O primeiro caso julgado pela Turma tem origem em ação de reparação de anos. A ação foi ajuizada por consumidora contra o Laboratório Schering do Brasil. Ela disse que teve uma aneurisma cerebral e, para não engravidar, tomava Microvlar. Ainda assim, diz, engravidou e isso prejudicou seu estado de saúde.

A sentença da primeira instância condenou o laboratório a pagar R$ 900 mil por danos morais. A empresa recorreu e a sentença foi modificada pelo Tribunal de Justiça da Bahia. No acórdão, o TJ-BA decidiu pela falta de provas do nexo causal entre o ato do agente e o dano que se pretendia ter indenizado.

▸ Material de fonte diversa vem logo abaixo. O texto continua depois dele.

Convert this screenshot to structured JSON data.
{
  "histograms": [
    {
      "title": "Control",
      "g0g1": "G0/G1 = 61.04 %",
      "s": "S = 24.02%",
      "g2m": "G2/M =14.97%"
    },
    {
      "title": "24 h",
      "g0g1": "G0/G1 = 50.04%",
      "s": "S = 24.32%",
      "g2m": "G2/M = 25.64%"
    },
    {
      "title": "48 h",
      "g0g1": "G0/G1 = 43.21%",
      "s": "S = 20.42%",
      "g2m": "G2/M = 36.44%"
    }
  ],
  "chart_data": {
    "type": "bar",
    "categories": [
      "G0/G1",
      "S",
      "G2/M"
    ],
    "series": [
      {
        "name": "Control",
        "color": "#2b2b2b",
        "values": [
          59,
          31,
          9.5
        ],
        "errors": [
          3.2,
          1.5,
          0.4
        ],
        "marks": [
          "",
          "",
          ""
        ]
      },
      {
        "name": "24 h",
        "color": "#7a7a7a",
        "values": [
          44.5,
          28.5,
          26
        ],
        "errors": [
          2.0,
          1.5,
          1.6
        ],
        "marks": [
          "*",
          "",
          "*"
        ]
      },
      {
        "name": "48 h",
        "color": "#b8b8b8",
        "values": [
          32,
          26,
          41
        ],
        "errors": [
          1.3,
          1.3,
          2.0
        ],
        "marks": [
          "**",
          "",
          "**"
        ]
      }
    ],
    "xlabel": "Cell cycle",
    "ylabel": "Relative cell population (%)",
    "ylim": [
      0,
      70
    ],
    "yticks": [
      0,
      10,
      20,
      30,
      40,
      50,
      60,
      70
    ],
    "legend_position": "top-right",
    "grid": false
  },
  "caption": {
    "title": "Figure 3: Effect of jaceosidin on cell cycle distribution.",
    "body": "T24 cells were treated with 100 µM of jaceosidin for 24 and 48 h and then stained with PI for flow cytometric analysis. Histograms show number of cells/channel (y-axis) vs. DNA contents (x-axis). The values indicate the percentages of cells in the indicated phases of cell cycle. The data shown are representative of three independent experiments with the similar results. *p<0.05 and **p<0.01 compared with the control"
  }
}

A consumidora entrou com recurso no STJ. Residente no interior da Bahia, afirmou, segundo os autos, que fazia uso regular do Microvlar e que adquiriu a última cartela na primeira quinzena de janeiro de 1998, não se recordando o dia do mês. Em seu recurso ao STJ, alegou que ficou comprovada a receita do anticoncepcional e sua venda por vários meses à autora que dele fez uso incontáveis períodos.

O laboratório, por sua vez, sustentou ser impossível que a consumidora tivesse adquirido o placebo, “já que, se houve desvio de material, o mesmo somente poderia ter ocorrido após a data de início dos testes, ou seja, após 15 de janeiro. E, no caso específico, ele deveria sair da capital, São Paulo, e ir parar no interior da Bahia”.

Para o relator, pelo fato de a autora ter adquirido o produto em meados de janeiro de 1998, em cidade do interior do estado da Bahia e, verificando-se que a distribuição do lote defeituoso ocorreu no final do referido mês, é improvável que a autora tivesse acesso ao lote imperfeito.

Em seu voto, Honildo Amaral de Mello Castro destacou ofício da Secretaria de Estado da Saúde da Bahia enviado à juíza de primeiro grau, informando que, dos produtos Microvlar recolhidos no estado na Bahia, perfazendo um total de 51.703 unidades, todos são integrantes de lotes de produtos originais e destinados ao consumo, “não apresentando quaisquer irregularidades”.

O relator destacou, ainda, depoimento pessoal da consumidora, constante nos autos, no qual afirma que olhou a data de validade da última caixa de Microvlar comprada e que ela estava dentro do prazo. De acordo com os autos, o laboratório informou que o prazo de validade não existe nas pílulas de teste.

A 4º Tuma julgou também um caso semelhante de consumidora capixaba. Em ação de reparação de danos contra o Laboratório Schering do Brasil, ela sustentou que já tinha filhos e não pretendia engravidar novamente, pois não tinha condições de arcar com a educação de mais um filho. Mesmo com a ingestão do Microvlar, engravidou, diz.

Em primeira instância, a indenização por danos morais de R$ 30 mil foi concedida. Em segunda instância, o Tribunal de Justiça do Espírito Santo manteve a indenização. A consumidora informou, segundo os autos, que comprou as pílulas em 10 de janeiro de 1998, ao passo em que o laboratório afirma que os testes foram iniciados em 15 de janeiro de 1998.

A data precisa da compra do Microvlar pela consumidora foi extraída pelo laboratório de um boletim de ocorrência lavrado mais de seis meses após a compra das pílulas, quando a consumidora informou o ocorrido.

No STJ, Honildo de Mello Castro entendeu que, se a utilização do comprimido de Microvlar no interior do Espírito Santo ocorreu antes mesmo de serem iniciados os testes com placebo, não haveria como deixar de reconhecer a ausência do nexo de causalidade. Assim, nesse segundo caso julgado, também não cabe a indenização.